The Company adopted Accounting Standards Update (“ASU”) 2016-02, Leases (Topic 842) (“Topic 842”), effective July 1, 2019. The Company determines if an arrangement is a lease at inception. Operating leases are included in Operating lease right-of-use assets, Accrued expenses, and Long-term operating lease liabilities in the Consolidated Balance Sheets. Right-of-use assets represent the Company’s right to use an underlying asset for the lease term and lease liabilities represent the Company’s obligation to make lease payments arising from the lease. Operating lease right-of-use assets and liabilities are recognized at the lease commencement date based on the present value of lease payments over the lease term. In determining the present value of lease payments, the Company uses its incremental borrowing rate based on the information available at the lease commencement date. The operating lease right-of-use assets also include any lease payments made at or before the commencement date and are reduced by any lease incentives received. The Company’s lease terms may include options to extend or not terminate the lease when it is reasonably certain that it will exercise any such options. For the majority of its leases, the Company concluded that it is not reasonably certain that any renewal options would be exercised, and, therefore, the amounts are not recognized as part of Operating lease right-

of-use assets nor Operating lease liabilities. Leases with an initial term of 12 months or less are not recorded on the balance sheet. Lease expense is recognized on a straight-line basis over the expected lease term.

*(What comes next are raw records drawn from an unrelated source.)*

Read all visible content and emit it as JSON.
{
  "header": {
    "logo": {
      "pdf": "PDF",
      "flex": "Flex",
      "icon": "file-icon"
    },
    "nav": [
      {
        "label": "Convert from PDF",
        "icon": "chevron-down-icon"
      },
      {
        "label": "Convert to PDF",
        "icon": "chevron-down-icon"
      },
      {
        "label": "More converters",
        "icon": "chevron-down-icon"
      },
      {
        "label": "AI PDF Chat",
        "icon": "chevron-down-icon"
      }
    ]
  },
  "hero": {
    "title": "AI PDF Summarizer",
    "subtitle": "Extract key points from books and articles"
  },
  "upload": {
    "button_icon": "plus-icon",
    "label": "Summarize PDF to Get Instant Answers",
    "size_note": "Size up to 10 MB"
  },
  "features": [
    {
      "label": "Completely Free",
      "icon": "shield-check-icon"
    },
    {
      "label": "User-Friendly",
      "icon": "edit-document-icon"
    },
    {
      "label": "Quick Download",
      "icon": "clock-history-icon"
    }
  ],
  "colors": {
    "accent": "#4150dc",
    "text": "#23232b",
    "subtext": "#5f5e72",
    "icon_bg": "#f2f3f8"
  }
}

The Company’s most significant leases are real estate leases of office space. The remaining operating leases are primarily comprised of leases of printers and other equipment. For all leases, the Company has elected the practical expedient permitted under Topic 842 to combine lease and non-lease components. As a result, non-lease components, such as common area or equipment maintenance charges, are accounted for as a single lease element. The Company does not have any finance leases.

Fixed lease expense payments are recognized on a straight-line basis over the lease term. Variable lease payments vary because of changes in facts or circumstances occurring after the commencement date, other than the passage of time, and are often due to changes in an external market rate or the value of an index (e.g. Consumer Price Index). Certain of the Company’s operating lease agreements include variable payments that are passed through by the landlord, such as insurance, taxes, and common area maintenance, payments based on the usage of the asset, and rental payments adjusted periodically for inflation. Variable payments are expensed as incurred and included within variable rent expense.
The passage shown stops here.